Nona Hendryx: At the time that I was a part of the group The Blue Bells and then Labelle, there were women who were writing songs: Carole King and a lot of women from the Brill Building. But as a girl group, you wore nice outfits and nice wigs and you sang. We were lucky in that we made the transition with the British Invasion with artists like the Beatles and the Rolling Stones who wrote their own music. We were managed by [Vicki Wickham], who thought that women should have that as well. And that's how it happened. She said, "Can anybody in this group write a song?" And I said, "Well, I can write words." And we were encouraged. We were treated like a band -- not like a girl group -- and took off our gowns; took off our wigs; grew afros; put on our tie-dyed jeans and jumped up on stage instead of waving around going, 'Oooh-Ahhh.' And it was another woman influencing and supporting and mentoring women.
Tineke Postma: I am from the Netherlands and I studied here in 2002 at the Manhattan School of Music. I was so inspired by the scene here in New York because there were many more female players here than in Europe.
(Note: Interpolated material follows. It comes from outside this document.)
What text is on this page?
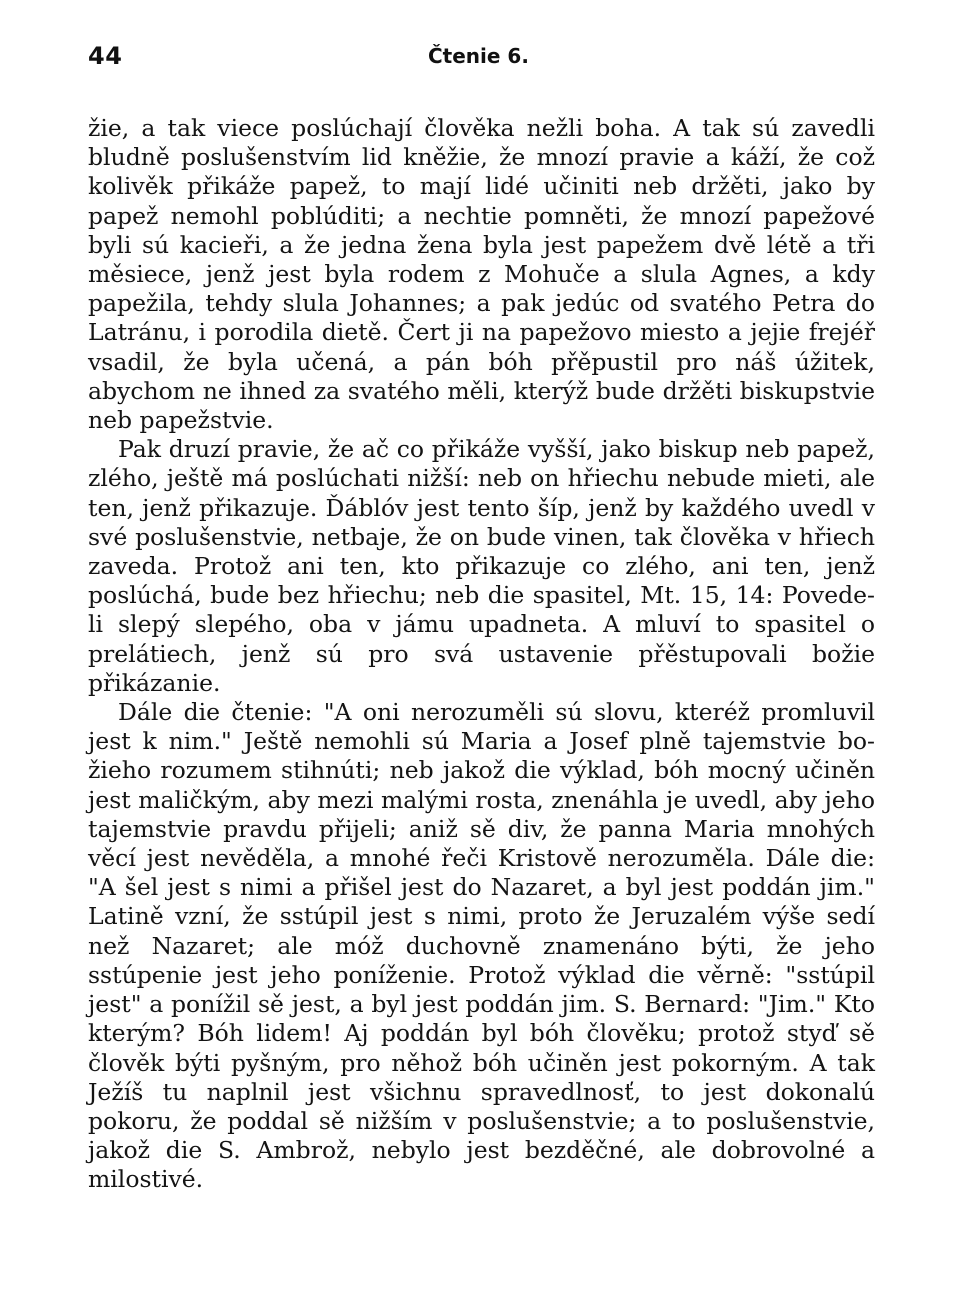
44	Čtenie 6.

žie, a tak viece poslúchají člověka nežli boha. A tak sú zavedli bludně poslušenstvím lid kněžie, že mnozí pravie a káží, že což kolivěk přikáže papež, to mají lidé učiniti neb držěti, jako by papež nemohl poblúditi; a nechtie pomněti, že mnozí papežové byli sú kacieři, a že jedna žena byla jest papežem dvě létě a tři měsiece, jenž jest byla rodem z Mohuče a slula Agnes, a kdy papežila, tehdy slula Johannes; a pak jedúc od svatého Petra do Latránu, i porodila dietě. Čert ji na papežovo miesto a jejie frejéř vsadil, že byla učená, a pán bóh přěpustil pro náš úžitek, abychom ne ihned za svatého měli, kterýž bude držěti biskupstvie neb papežstvie.

Pak druzí pravie, že ač co přikáže vyšší, jako biskup neb papež, zlého, ještě má poslúchati nižší: neb on hřiechu nebude mieti, ale ten, jenž přikazuje. Ďáblóv jest tento šíp, jenž by každého uvedl v své poslušenstvie, netbaje, že on bude vinen, tak člověka v hřiech zaveda. Protož ani ten, kto přikazuje co zlého, ani ten, jenž poslúchá, bude bez hřiechu; neb die spasitel, Mt. 15, 14: Povede-li slepý slepého, oba v jámu upadneta. A mluví to spasitel o prelátiech, jenž sú pro svá ustavenie přěstupovali božie přikázanie.

Dále die čtenie: "A oni nerozuměli sú slovu, kteréž promluvil jest k nim." Ještě nemohli sú Maria a Josef plně tajemstvie božieho rozumem stihnúti; neb jakož die výklad, bóh mocný učiněn jest maličkým, aby mezi malými rosta, znenáhla je uvedl, aby jeho tajemstvie pravdu přijeli; aniž sě div, že panna Maria mnohých věcí jest nevěděla, a mnohé řeči Kristově nerozuměla. Dále die: "A šel jest s nimi a přišel jest do Nazaret, a byl jest poddán jim." Latině vzní, že sstúpil jest s nimi, proto že Jeruzalém výše sedí než Nazaret; ale móž duchovně znamenáno býti, že jeho sstúpenie jest jeho poníženie. Protož výklad die věrně: "sstúpil jest" a ponížil sě jest, a byl jest poddán jim. S. Bernard: "Jim." Kto kterým? Bóh lidem! Aj poddán byl bóh člověku; protož styď sě člověk býti pyšným, pro něhož bóh učiněn jest pokorným. A tak Ježíš tu naplnil jest všichnu spravedlnosť, to jest dokonalú pokoru, že poddal sě nižším v poslušenstvie; a to poslušenstvie, jakož die S. Ambrož, nebylo jest bezděčné, ale dobrovolné a milostivé.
I think it's still very hard to find great female musicians in Europe. You have a couple of them. But here in New York, it's much further developed. So New York can be a very good example for how it should be because in Europe, we're still not there yet.
Ingrid Jensen: I think the men are evolving, too, and that makes it easier. I see a younger generation of men who don't see white, black, purple, green, girl, boy. They just say, 'Man, I love your lines. Can you play on my record?' And I'm like, 'Ah, finally!' That took awhile, but it's really happening. It gives the art a chance now just to be what it is, rather than a girl's club, boy's club, or any of those silly things.